I can recite and use the definition of the m.l.e as well as derive it for common joint p.d.f's. But I have no idea what the purpose of it is. I tried searching it but even Wikipedia did not explain it well, and uses a lot of esoteric language. What is a real life application of finding the maximum likelihood estimator that is biased and unbiased? Why would a mathematician or statistician care about this?
I am studying from the 5th edition of "Introduction to Mathematical Statistics" by Robert Hogg
In short, MLE is one way of fitting a model to data. This is the real life application, and it is in fact used in a lot of real-life fitting procedures in practice. (For instance, it is one standard way to fit the ARIMA and GARCH time-series models that are popular in practice.)
We assume our data $(x_1,\ldots,x_n)$ comes from a parametric family of distributions $f_{\theta}(x).$ A very typical model is that the data are independent samples from a normal distribution $N(\mu,\sigma^2)$ of unknown mean $\mu$ and variance $\sigma^2.$
The purpose of estimation is to infer what the values of the parameters are from the data. One type of estimation is point estimation where you try and find a values for the parameters that fit the data well and are statistically likely to be correct in some sense. The other type is interval estimation where you find a range of values that the parameters are statistically likely to be in.
MLE is a type of point estimate. You say you understand the definition and how the estimator is typically calculated so I won't go too deep into that. You simply pick the parameters under which your data would be most probable. Hopefully it seems reasonable that this is a good guess for what the value of the parameter would be.

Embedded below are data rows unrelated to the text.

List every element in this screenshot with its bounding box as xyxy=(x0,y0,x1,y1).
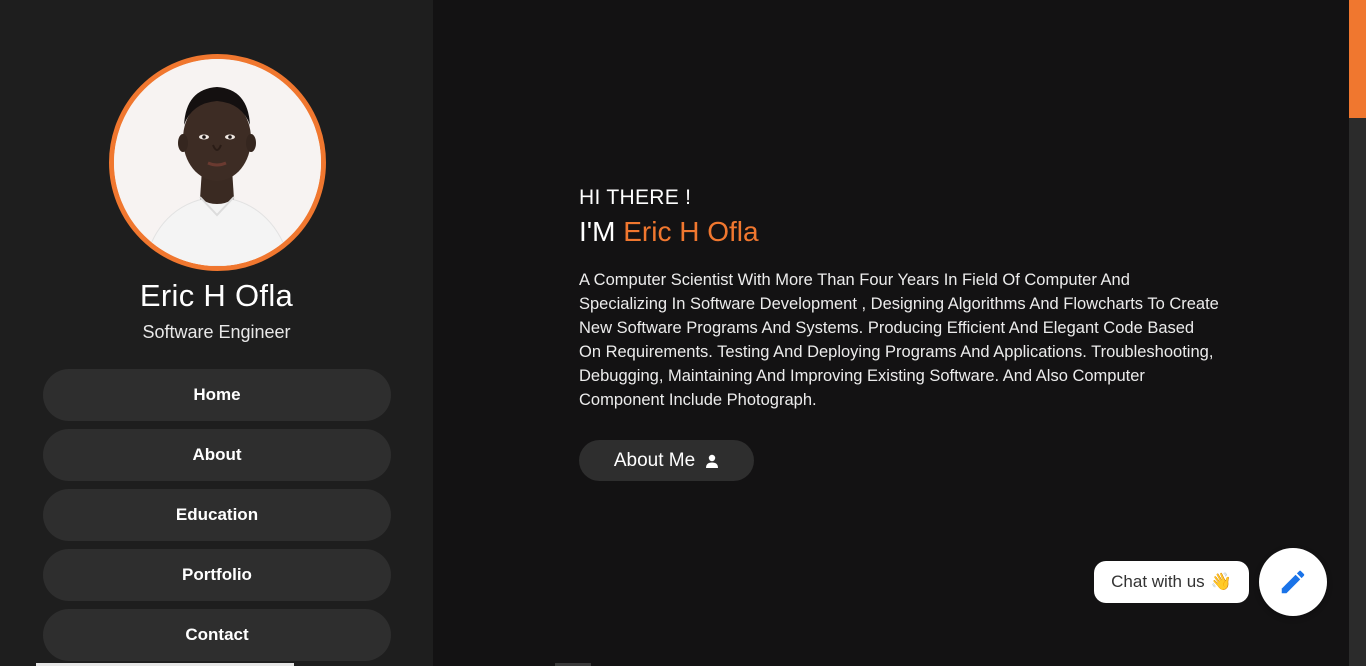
sidebar: Eric H Ofla Software Engineer Home About… xyxy=(0,0,433,666)
avatar xyxy=(109,54,326,271)
nav-item-about[interactable]: About xyxy=(43,429,391,481)
nav-item-education[interactable]: Education xyxy=(43,489,391,541)
nav-item-contact[interactable]: Contact xyxy=(43,609,391,661)
waving-hand-icon: 👋 xyxy=(1210,572,1232,591)
chat-label: Chat with us xyxy=(1111,572,1205,591)
pencil-icon xyxy=(1281,570,1305,594)
chat-with-us-bubble[interactable]: Chat with us 👋 xyxy=(1094,561,1249,603)
user-icon xyxy=(706,454,719,468)
about-me-label: About Me xyxy=(613,449,696,471)
profile-photo xyxy=(114,59,321,266)
sidebar-nav: Home About Education Portfolio Contact xyxy=(43,369,391,666)
about-me-button[interactable]: About Me xyxy=(579,440,754,481)
hero-intro: I'M Eric H Ofla xyxy=(579,216,759,248)
hero-greeting: HI THERE ! xyxy=(579,186,692,209)
hero-intro-prefix: I'M xyxy=(579,216,624,247)
page-scrollbar[interactable] xyxy=(1349,0,1366,666)
profile-role: Software Engineer xyxy=(142,322,291,342)
scrollbar-thumb[interactable] xyxy=(1349,0,1366,118)
profile-name: Eric H Ofla xyxy=(139,278,294,313)
hero-intro-name: Eric H Ofla xyxy=(623,216,759,247)
hero-bio: A Computer Scientist With More Than Four… xyxy=(579,271,1219,409)
nav-item-portfolio[interactable]: Portfolio xyxy=(43,549,391,601)
chat-open-button[interactable] xyxy=(1259,548,1327,616)
nav-item-home[interactable]: Home xyxy=(43,369,391,421)
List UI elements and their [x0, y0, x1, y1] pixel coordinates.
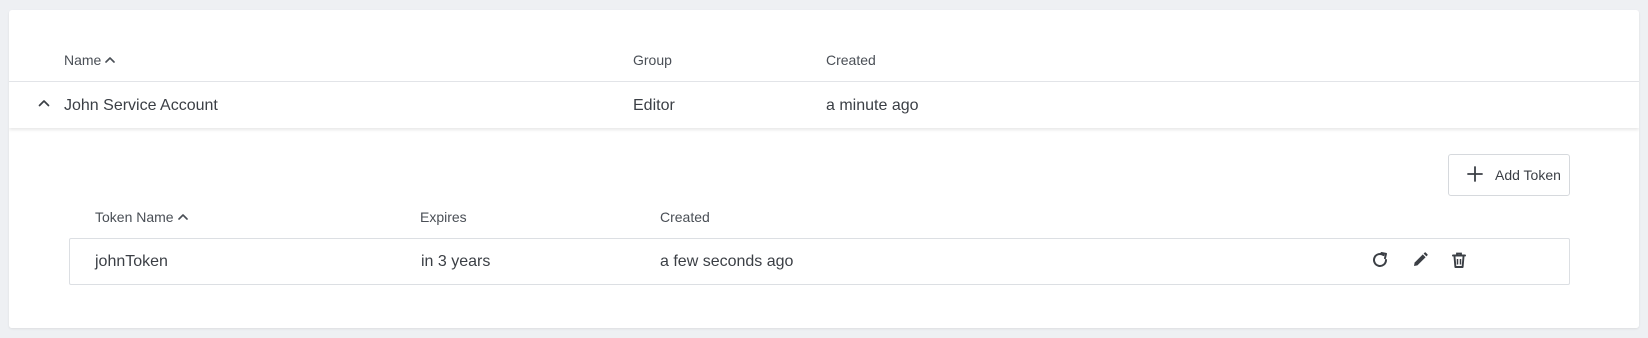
token-name: johnToken	[95, 253, 168, 270]
accounts-table-header: Name Group Created	[9, 10, 1639, 82]
tokens-panel: Add Token Token Name Expires Created joh…	[9, 128, 1639, 328]
add-token-label: Add Token	[1495, 167, 1561, 183]
column-header-name[interactable]: Name	[64, 52, 116, 68]
column-header-name-label: Name	[64, 52, 102, 68]
refresh-icon	[1370, 250, 1390, 275]
service-accounts-card: Name Group Created John Service Account …	[9, 10, 1639, 328]
collapse-row-button[interactable]	[35, 94, 53, 112]
column-header-token-created-label: Created	[660, 209, 710, 225]
edit-icon	[1411, 251, 1429, 274]
column-header-created-label: Created	[826, 52, 876, 68]
table-row[interactable]: John Service Account Editor a minute ago	[9, 82, 1639, 128]
account-group: Editor	[633, 97, 675, 114]
token-expires: in 3 years	[421, 253, 491, 270]
token-created: a few seconds ago	[660, 253, 794, 270]
account-created: a minute ago	[826, 97, 919, 114]
column-header-expires-label: Expires	[420, 209, 467, 225]
chevron-up-icon	[105, 56, 116, 64]
chevron-up-icon	[177, 213, 188, 221]
column-header-token-name-label: Token Name	[95, 209, 174, 225]
column-header-expires[interactable]: Expires	[420, 209, 467, 225]
account-name: John Service Account	[64, 97, 218, 114]
column-header-token-name[interactable]: Token Name	[95, 209, 188, 225]
column-header-group-label: Group	[633, 52, 672, 68]
column-header-created[interactable]: Created	[826, 52, 876, 68]
column-header-group[interactable]: Group	[633, 52, 672, 68]
delete-token-button[interactable]	[1448, 251, 1470, 273]
add-token-button[interactable]: Add Token	[1448, 154, 1570, 196]
token-row[interactable]: johnToken in 3 years a few seconds ago	[69, 238, 1570, 285]
edit-token-button[interactable]	[1409, 251, 1431, 273]
column-header-token-created[interactable]: Created	[660, 209, 710, 225]
delete-icon	[1450, 251, 1468, 274]
chevron-up-icon	[38, 94, 50, 112]
plus-icon	[1467, 165, 1483, 185]
regenerate-token-button[interactable]	[1369, 251, 1391, 273]
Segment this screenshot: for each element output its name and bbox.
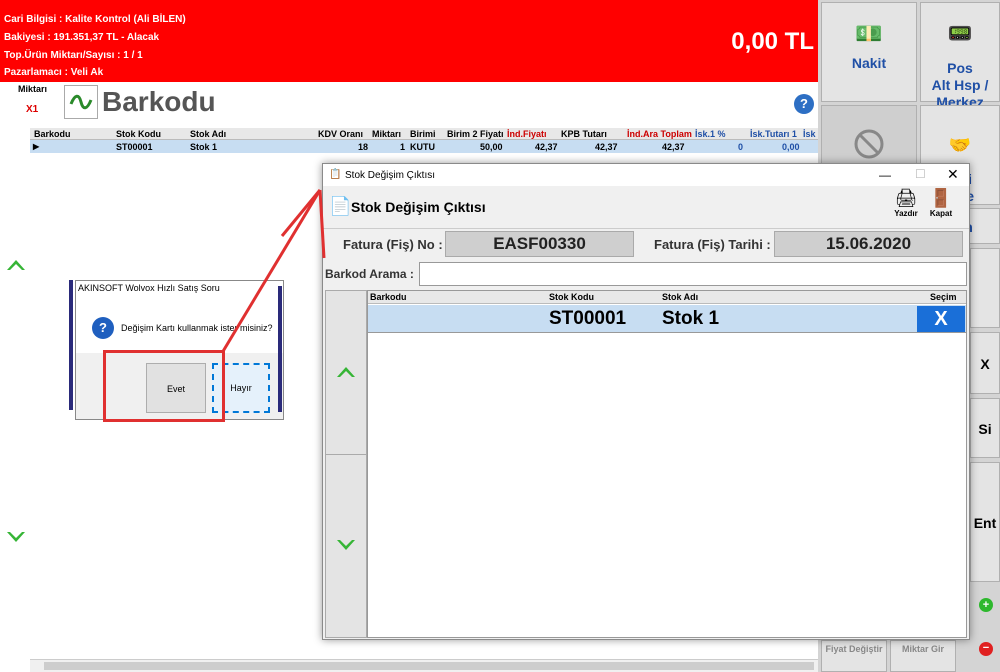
- annotation-arrow: [220, 189, 326, 354]
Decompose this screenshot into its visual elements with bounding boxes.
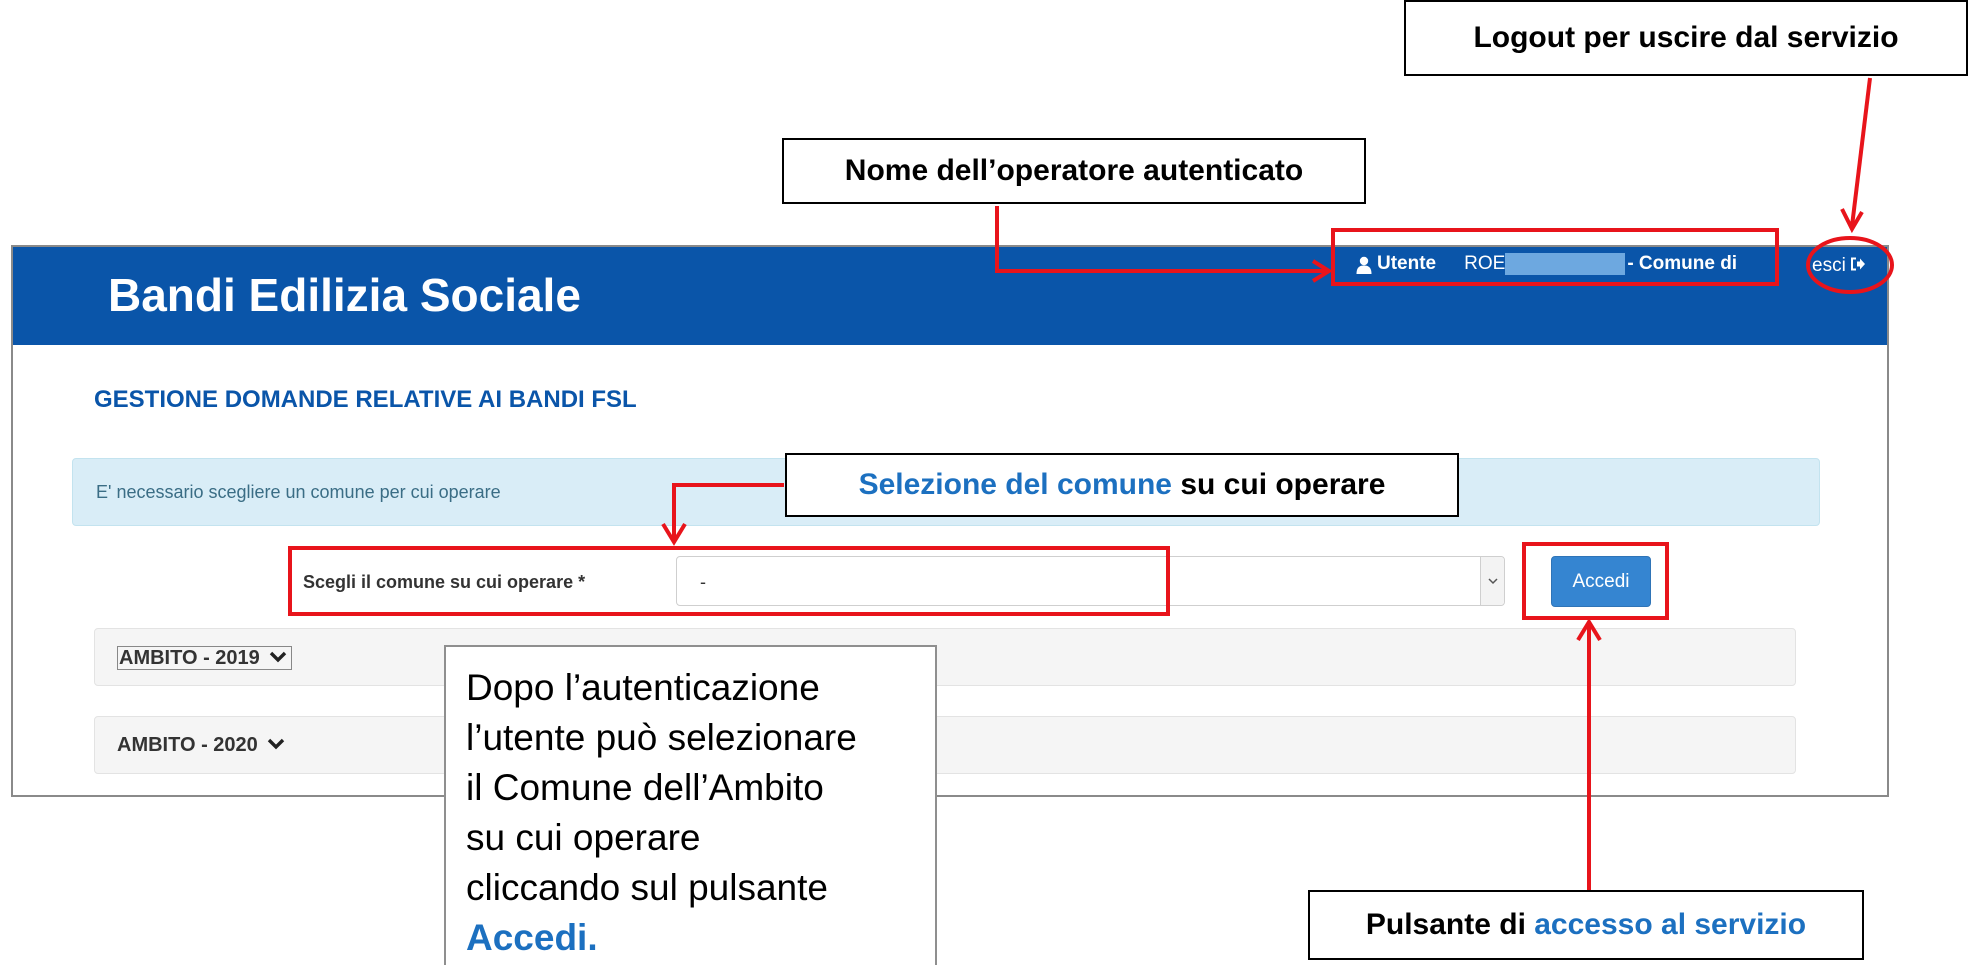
accordion-toggle-2020[interactable]: AMBITO - 2020 <box>117 733 286 757</box>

People like the MLE cause it has good properties: in other words the fact that it is a good guess can be mathematically substantiated. For instance, one typical metric a point estimator $\hat \theta(x_1,\ldots, x_n)$ is the mean squared error $$ E((\theta-\hat \theta(X_1,\ldots, X_n))^2),$$ which tells you, in a loose sense, how accurate we should expect our estimator to be. One nice property the MLE has is asymptotic efficiency. This roughly means that for very large samples, the MLE approaches the lowest mean squared error that is theoretically possible.